Anna Masera su Lastampa.it

«Ecco i pazzi. I disadattati. I ribelli. I contestatori. Quelli sempre al posto sbagliato. Quelli che vedono le cose in modo diverso. Non amano le regole. E non rispettano lo status quo…».

Che fine ha fatto lo slogan «Think different», che negli anni del boom del personal computer ha fatto sognare i creativi di mezzo mondo e ha contribuito al mito Apple, che si è sempre vantata di essere «differente»? C’era una volta il conflitto tra vecchia e nuova informatica, sintetizzabile nella battaglia fra Microsoft e Apple.

Era Microsoft che puntava a produrre una piattaforma universale con cui far girare qualsiasi gadget digitale e possedere il mercato, accumulando profitti straordinari. Apple si limitava a produrre cose belle, perchè – sosteneva il suo fondatore Steve Jobs – è la domanda a scegliere, non l’offerta.

Ma nel frattempo l’informatica si è sposata con l’elettronica di consumo diventando di massa e oggi i telefonini multimediali fanno fare più profitti dei pc – pardon – dei Mac. Oggi la Apple sembra scimmiottare Microsoft e l’azienda sulla bocca di tutti per gli iPhone non è più «different»: ha addirittura rimosso il mitico slogan dal suo sito.

«Io ho lavorato alla Apple, è cattiva tanto quanto la Microsoft» decreta Donald Norman, l’ingegnere professore del Mit ex vicepresidente del gruppo di ricerca sulle tecnologie avanzate per Apple Computer. «Ma la Apple è come l’Albania. La Microsoft è come l’Unione Sovietica» è la risposta piccata dello scrittore di fantascienza Bruce Sterling, macintoshiano di ferro.

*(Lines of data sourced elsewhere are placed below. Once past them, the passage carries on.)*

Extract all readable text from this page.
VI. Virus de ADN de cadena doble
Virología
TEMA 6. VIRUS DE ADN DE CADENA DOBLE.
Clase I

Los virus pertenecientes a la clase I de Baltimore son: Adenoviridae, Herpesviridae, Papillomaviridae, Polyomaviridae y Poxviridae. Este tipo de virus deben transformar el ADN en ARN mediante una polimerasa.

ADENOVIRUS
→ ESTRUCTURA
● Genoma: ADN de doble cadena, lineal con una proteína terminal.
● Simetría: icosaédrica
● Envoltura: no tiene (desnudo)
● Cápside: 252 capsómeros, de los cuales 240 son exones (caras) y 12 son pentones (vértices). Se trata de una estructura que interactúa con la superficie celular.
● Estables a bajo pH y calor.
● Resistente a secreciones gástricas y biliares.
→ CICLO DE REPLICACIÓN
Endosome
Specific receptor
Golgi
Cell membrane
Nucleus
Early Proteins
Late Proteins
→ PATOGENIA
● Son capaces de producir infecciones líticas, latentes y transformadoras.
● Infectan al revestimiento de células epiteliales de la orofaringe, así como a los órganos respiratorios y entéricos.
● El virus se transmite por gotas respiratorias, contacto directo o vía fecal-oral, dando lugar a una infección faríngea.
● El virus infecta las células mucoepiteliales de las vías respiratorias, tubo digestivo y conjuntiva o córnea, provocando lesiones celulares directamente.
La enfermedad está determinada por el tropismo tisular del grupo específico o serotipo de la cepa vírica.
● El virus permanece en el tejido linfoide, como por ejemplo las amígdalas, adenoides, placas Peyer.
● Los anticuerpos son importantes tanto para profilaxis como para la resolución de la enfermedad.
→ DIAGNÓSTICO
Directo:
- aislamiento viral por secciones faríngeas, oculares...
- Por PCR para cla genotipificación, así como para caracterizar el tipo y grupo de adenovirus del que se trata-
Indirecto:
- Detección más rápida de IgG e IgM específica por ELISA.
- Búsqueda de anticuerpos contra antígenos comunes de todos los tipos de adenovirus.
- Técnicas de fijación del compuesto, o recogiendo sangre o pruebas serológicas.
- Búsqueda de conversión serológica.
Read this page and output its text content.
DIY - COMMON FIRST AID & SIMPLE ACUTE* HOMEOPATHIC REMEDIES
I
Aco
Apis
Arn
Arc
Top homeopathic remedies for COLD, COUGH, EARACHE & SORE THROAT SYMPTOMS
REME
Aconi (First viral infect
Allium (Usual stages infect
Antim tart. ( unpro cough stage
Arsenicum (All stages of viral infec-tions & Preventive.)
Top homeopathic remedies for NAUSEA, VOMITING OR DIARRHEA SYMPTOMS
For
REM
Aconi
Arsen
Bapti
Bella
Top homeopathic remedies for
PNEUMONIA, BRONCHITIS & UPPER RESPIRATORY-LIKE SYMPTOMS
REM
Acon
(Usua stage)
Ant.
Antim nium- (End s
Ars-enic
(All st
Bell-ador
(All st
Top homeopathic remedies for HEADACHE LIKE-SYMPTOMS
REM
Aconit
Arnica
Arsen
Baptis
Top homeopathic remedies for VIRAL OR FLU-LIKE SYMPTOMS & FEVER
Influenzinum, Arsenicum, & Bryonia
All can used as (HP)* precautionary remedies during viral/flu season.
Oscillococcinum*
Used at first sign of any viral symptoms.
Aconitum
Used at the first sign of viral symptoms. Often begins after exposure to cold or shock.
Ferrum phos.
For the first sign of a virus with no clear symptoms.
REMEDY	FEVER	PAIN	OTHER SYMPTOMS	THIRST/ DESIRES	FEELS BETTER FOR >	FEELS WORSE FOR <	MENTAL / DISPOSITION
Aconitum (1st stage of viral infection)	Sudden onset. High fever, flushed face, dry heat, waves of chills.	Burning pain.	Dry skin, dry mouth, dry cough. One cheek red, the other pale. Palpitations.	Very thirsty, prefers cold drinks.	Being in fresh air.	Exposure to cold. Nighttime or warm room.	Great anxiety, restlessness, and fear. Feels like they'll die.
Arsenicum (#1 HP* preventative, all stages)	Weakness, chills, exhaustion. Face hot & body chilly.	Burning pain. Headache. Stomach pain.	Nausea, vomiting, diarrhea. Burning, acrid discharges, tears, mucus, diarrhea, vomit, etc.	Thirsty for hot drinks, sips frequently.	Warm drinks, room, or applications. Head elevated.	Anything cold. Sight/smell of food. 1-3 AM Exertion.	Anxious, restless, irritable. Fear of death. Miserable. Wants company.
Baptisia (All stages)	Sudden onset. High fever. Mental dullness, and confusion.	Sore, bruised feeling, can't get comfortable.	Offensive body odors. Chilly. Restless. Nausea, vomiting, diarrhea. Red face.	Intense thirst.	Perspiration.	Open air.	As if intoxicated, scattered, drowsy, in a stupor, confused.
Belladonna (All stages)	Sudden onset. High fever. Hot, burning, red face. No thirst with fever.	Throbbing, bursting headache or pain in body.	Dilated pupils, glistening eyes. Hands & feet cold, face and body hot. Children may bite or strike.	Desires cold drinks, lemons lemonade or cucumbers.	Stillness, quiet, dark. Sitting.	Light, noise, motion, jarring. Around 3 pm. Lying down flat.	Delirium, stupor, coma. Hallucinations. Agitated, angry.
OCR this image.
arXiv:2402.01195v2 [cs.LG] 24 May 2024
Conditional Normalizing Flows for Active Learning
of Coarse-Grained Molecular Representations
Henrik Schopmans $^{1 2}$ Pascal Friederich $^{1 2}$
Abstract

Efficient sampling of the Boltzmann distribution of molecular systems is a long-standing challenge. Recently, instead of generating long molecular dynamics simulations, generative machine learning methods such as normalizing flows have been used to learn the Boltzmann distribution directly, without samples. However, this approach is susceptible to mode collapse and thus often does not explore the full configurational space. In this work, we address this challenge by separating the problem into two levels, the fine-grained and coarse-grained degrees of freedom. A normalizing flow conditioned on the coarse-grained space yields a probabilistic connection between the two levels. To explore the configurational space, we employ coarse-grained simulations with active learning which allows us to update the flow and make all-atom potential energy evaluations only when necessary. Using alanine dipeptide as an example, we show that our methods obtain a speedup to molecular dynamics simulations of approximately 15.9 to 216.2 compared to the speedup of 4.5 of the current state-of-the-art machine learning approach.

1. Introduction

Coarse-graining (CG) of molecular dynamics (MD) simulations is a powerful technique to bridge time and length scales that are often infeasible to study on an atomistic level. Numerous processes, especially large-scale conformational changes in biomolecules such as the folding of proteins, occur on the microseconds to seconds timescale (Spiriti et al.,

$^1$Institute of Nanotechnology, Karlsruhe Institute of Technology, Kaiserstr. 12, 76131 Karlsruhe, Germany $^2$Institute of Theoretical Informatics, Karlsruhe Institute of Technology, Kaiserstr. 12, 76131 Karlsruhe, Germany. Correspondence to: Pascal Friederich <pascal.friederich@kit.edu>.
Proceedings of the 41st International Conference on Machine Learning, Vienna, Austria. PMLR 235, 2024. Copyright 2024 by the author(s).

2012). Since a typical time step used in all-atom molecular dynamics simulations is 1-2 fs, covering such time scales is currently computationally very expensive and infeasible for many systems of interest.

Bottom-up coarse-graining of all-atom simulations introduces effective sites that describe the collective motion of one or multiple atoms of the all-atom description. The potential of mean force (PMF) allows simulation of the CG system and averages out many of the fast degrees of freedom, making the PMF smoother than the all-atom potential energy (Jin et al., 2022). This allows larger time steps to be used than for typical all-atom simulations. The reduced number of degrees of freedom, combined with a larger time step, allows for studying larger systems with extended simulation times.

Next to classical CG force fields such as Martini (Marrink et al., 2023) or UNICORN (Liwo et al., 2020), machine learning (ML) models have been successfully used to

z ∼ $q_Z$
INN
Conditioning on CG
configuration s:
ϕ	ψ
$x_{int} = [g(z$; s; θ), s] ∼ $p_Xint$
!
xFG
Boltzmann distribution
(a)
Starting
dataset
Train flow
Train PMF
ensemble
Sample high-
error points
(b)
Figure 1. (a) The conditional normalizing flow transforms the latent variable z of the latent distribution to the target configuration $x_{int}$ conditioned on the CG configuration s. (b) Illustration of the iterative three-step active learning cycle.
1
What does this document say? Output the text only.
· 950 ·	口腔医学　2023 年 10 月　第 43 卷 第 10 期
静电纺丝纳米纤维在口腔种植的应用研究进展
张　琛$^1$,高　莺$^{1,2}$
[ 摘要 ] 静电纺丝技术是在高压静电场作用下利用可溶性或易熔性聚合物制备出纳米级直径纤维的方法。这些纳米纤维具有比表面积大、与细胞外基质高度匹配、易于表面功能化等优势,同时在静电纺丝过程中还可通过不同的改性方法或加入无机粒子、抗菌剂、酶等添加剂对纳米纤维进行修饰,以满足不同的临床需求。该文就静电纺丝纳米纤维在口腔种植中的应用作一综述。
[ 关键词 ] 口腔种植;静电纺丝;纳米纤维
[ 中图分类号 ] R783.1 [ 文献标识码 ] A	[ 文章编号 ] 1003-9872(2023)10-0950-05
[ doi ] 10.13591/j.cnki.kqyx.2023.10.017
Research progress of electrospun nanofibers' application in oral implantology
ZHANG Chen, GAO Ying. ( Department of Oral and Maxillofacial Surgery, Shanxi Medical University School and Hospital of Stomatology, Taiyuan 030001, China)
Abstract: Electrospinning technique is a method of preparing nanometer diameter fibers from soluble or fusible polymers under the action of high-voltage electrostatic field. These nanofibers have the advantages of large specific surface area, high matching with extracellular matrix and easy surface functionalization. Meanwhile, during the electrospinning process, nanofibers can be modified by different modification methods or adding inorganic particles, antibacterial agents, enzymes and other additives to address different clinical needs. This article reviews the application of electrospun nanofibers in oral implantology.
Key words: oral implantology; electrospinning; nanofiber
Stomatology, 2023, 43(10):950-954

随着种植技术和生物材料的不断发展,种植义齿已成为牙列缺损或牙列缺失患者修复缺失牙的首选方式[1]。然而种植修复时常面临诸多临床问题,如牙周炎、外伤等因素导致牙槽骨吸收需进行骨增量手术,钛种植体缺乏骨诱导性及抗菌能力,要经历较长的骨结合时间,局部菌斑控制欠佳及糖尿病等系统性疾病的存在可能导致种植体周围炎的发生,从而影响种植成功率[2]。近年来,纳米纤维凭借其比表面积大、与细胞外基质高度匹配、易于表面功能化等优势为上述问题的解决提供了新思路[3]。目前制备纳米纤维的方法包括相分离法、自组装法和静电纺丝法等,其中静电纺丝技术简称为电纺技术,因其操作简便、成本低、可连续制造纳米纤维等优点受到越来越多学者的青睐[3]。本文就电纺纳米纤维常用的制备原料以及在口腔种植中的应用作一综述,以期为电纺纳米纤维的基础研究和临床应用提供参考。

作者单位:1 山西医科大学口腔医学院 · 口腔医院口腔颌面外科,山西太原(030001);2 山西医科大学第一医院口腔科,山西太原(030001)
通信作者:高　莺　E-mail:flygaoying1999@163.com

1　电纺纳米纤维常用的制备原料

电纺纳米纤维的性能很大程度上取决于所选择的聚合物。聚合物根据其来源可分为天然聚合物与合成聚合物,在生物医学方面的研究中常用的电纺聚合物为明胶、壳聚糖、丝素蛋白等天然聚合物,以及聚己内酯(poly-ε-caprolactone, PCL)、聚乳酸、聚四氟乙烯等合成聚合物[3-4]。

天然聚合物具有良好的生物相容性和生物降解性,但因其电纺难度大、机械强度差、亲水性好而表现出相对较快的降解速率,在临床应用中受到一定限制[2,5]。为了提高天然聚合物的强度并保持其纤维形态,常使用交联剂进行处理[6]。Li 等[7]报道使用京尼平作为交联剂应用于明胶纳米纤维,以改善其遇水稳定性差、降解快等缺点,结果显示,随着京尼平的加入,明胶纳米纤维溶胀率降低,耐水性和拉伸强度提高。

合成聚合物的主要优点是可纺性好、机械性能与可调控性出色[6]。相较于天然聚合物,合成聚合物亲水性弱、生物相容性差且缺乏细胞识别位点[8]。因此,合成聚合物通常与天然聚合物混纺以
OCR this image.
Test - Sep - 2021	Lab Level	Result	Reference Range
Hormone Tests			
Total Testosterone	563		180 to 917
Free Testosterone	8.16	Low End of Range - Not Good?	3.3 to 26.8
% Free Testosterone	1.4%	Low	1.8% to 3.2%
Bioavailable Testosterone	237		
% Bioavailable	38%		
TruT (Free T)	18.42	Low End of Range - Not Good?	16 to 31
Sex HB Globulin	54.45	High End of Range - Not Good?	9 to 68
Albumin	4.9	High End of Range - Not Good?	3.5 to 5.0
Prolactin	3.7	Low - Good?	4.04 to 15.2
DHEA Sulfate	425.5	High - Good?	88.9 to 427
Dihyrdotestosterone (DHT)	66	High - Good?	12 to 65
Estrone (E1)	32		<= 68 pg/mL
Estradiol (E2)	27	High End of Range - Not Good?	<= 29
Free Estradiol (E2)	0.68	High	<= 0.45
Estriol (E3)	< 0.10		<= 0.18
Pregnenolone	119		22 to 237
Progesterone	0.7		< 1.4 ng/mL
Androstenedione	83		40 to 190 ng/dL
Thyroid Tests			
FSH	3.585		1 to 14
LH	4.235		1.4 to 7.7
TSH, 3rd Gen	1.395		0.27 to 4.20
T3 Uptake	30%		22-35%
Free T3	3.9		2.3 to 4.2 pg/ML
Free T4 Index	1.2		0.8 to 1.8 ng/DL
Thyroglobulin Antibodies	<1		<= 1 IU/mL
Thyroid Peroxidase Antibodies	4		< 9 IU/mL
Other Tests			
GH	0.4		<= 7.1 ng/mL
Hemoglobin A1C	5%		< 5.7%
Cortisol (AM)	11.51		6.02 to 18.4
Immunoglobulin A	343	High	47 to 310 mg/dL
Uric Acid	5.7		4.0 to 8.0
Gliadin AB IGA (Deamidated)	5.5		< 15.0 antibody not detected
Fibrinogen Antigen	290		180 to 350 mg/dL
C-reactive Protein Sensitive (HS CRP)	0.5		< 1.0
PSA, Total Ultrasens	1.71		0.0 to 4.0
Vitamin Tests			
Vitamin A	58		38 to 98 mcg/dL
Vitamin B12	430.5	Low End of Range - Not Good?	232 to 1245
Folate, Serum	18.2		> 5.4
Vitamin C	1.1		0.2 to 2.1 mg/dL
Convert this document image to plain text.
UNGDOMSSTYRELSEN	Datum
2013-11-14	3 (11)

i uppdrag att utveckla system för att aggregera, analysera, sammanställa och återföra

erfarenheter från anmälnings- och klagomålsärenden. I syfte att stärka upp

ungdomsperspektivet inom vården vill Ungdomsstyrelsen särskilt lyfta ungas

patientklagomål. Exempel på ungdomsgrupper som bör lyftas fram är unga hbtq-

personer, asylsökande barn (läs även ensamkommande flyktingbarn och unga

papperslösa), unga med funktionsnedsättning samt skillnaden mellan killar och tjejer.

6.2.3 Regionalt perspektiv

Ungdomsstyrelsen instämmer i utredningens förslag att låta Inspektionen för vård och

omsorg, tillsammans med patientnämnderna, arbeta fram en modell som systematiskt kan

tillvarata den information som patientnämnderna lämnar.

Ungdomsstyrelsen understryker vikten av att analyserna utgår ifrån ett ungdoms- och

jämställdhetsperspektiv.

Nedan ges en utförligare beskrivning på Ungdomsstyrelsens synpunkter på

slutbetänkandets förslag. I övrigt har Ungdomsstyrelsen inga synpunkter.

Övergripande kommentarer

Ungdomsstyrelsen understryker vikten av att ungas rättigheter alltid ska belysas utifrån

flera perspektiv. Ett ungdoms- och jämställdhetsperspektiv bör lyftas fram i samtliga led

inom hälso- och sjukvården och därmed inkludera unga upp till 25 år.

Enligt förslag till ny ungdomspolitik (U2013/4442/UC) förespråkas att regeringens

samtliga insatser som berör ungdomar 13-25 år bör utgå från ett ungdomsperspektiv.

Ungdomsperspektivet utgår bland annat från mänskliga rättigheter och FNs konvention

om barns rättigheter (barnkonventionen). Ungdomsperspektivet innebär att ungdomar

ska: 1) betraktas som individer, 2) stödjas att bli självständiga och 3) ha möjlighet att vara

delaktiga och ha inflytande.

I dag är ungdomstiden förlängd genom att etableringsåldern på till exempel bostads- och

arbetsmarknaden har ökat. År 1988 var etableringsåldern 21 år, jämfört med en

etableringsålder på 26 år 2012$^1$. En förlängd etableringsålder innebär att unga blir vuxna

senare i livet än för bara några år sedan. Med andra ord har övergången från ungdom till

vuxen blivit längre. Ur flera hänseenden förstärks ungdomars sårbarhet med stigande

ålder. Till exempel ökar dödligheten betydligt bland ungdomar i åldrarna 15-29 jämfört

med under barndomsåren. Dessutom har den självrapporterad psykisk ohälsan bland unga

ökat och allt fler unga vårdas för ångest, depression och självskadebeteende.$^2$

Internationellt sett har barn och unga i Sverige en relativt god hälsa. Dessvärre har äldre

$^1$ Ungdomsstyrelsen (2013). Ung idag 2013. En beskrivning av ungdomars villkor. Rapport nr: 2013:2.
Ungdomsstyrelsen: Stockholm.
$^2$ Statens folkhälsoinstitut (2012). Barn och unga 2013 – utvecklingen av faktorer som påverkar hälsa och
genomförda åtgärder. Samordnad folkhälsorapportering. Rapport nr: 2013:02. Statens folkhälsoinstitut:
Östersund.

In realtà nell’era di Internet il paragone tra Apple e Microsoft con i Paesi piccoli e grandi del blocco sovietico c’azzecca solo per il Grande Fratello, che invade la nostra privacy e accomuna i prodotti dei due giganti informatici: se è vero che tutt’oggi Microsoft è l’azienda high-tech che macina più profitti con una capitalizzazione azionaria di 270 miliardi di dollari, è di ieri la notizia che a dominare la culla dell’innovazione tecnologica nella Silicon Valley è Apple, con il valore del suo titolo cresciuto del 44 per cento nell’ultimo anno a 158,2 miliardi di dollari, quel tanto che basta a superare i 157,2 miliardi di dollari di Google, grazie allo straordinario successo dell’iPhone.

Gli equilibri sono cambiati e lo slogan «Think Different» oggi si applica meglio al mondo del software libero e «open source», targato Linux & amici – che ha aperto la porta a molti innovatori in un mondo in cui la piattaforma fondamentale non è di proprietà di nessuno, perché Internet è pubblica – contro l’emergere di un mondo informatico proprietario e costrittivo: «Pensate a iTunes: se lo usate una volta dovete usarlo per sempre» avverte Norman, che ha visto nascere il sistema di libreria digitale che archivia musica e film, ma non permette di condividerli o spostarli.

Soprattutto, pensate al marchingegno software nascosto negli iPhone che spia gli utenti, per ammissione dello stesso padre padrone della Apple. Su cui girano voci di comportamenti despotici nei confronti dei suoi dipendenti, malmenati quando sbagliano, mentre il suo rivale di sempre Bill Gates si è rifatto l’immagine per apparire «buono», fino a ritirarsi dal ruolo chiave in azienda per puntare sulle donazioni ai poveri con la sua Fondazione.

Anche i fans di Apple descrivono Jobs come un «dittatore illuminato» che governa lo sviluppo dei prodotti più attraenti apparsi sul mercato negli ultimi anni: dopo aver ammesso il sistema di controllo a distanza che viola la privacy degli utenti dei suoi iPhone rimuovendo eventuali software «indesiderati», ha garantito personalmente che ne migliorerà gli standard. C’è da fidarsi? Al pubblico l’ardua sentenza.